While six-figure wage earners represent just a fraction of total legislative staff, the Capitol now has more than 300 employees making more than $100,000.
Forty-seven Senate employees with six-figure salaries received raises between Jan. 31 and June 30 of this year. Six additional employees in that pay range received raises but were promoted or assigned to a new job. Records released to The Bee under the Legislative Open Records Act show that at least 189 employees in the upper house now make six figures or more, a net increase of 15 since Jan. 31.
The Senate salary hikes were part of a yearlong policy that resulted in merit raises of up to 5 percent for roughly 560 of the upper house's 964 staff members. Rhys Williams, a spokesman for Senate President Pro Tem Darrell Steinberg, said that merit raises totaled about $1.5 million in the past year, with 58 percent of Senate employees receiving a raise.
Some employees received larger percentage hikes because they switched job classifications, recently or in years past, without a pay increase at the time, Williams said Wednesday.
In the Assembly, 46 employees with six-figure salaries received pay increases since Dec. 1 under a directive by Assembly Speaker John A. Pérez permitting raises ranging from 3.6 percent to 5 percent for aides whose pay had not risen in three years or more. There have been about 365 raises and about 110 job reclassifications among the Assembly's roughly 1,300 employees.
The lower house now has 130 employees making $100,000 or more -- an increase of 10 since Dec. 1, records show.

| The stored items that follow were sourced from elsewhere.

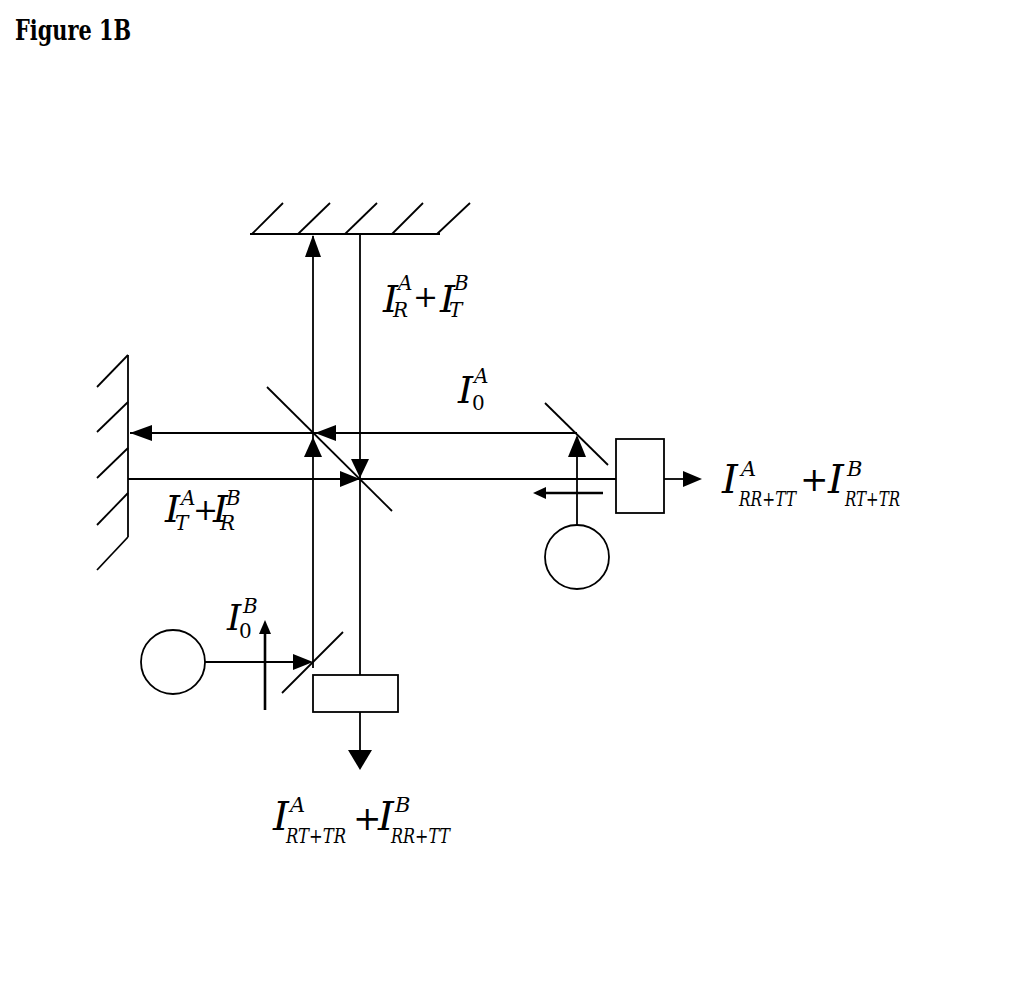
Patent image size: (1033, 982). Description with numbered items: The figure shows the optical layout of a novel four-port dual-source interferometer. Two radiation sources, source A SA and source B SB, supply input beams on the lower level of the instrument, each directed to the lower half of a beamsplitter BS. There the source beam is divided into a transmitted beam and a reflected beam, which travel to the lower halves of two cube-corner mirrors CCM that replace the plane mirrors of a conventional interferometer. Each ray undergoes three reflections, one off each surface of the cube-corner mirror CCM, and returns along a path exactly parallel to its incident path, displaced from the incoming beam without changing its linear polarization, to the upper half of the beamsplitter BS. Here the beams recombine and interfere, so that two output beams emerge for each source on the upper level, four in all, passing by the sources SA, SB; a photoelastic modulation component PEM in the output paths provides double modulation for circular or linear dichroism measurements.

The cube-corner mirror CCM is at (237, 356).
The beamsplitter BS is at (352, 469).
The photoelastic modulation component PEM is at (488, 575).
The radiation source A SA is at (597, 532).
The radiation source B SB is at (222, 682).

Pérez's decision to allow raises after a long pay drought extended to employees of all pay levels, and hundreds have have seen their paychecks rise since the legislative year began Dec. 1.
Senate President Pro Tem Darrell Steinberg on Wednesday announced plans to seek a one-year freeze on pay increases in light of the state's ongoing fiscal problems. The Senate had previously frozen pay for four years, from 2007 to 2011. The Assembly has no plans to enact a salary freeze.
Editor's note, 1:36 p.m.: This post has been updated to correct the number of Assembly employees making $100,000 or more.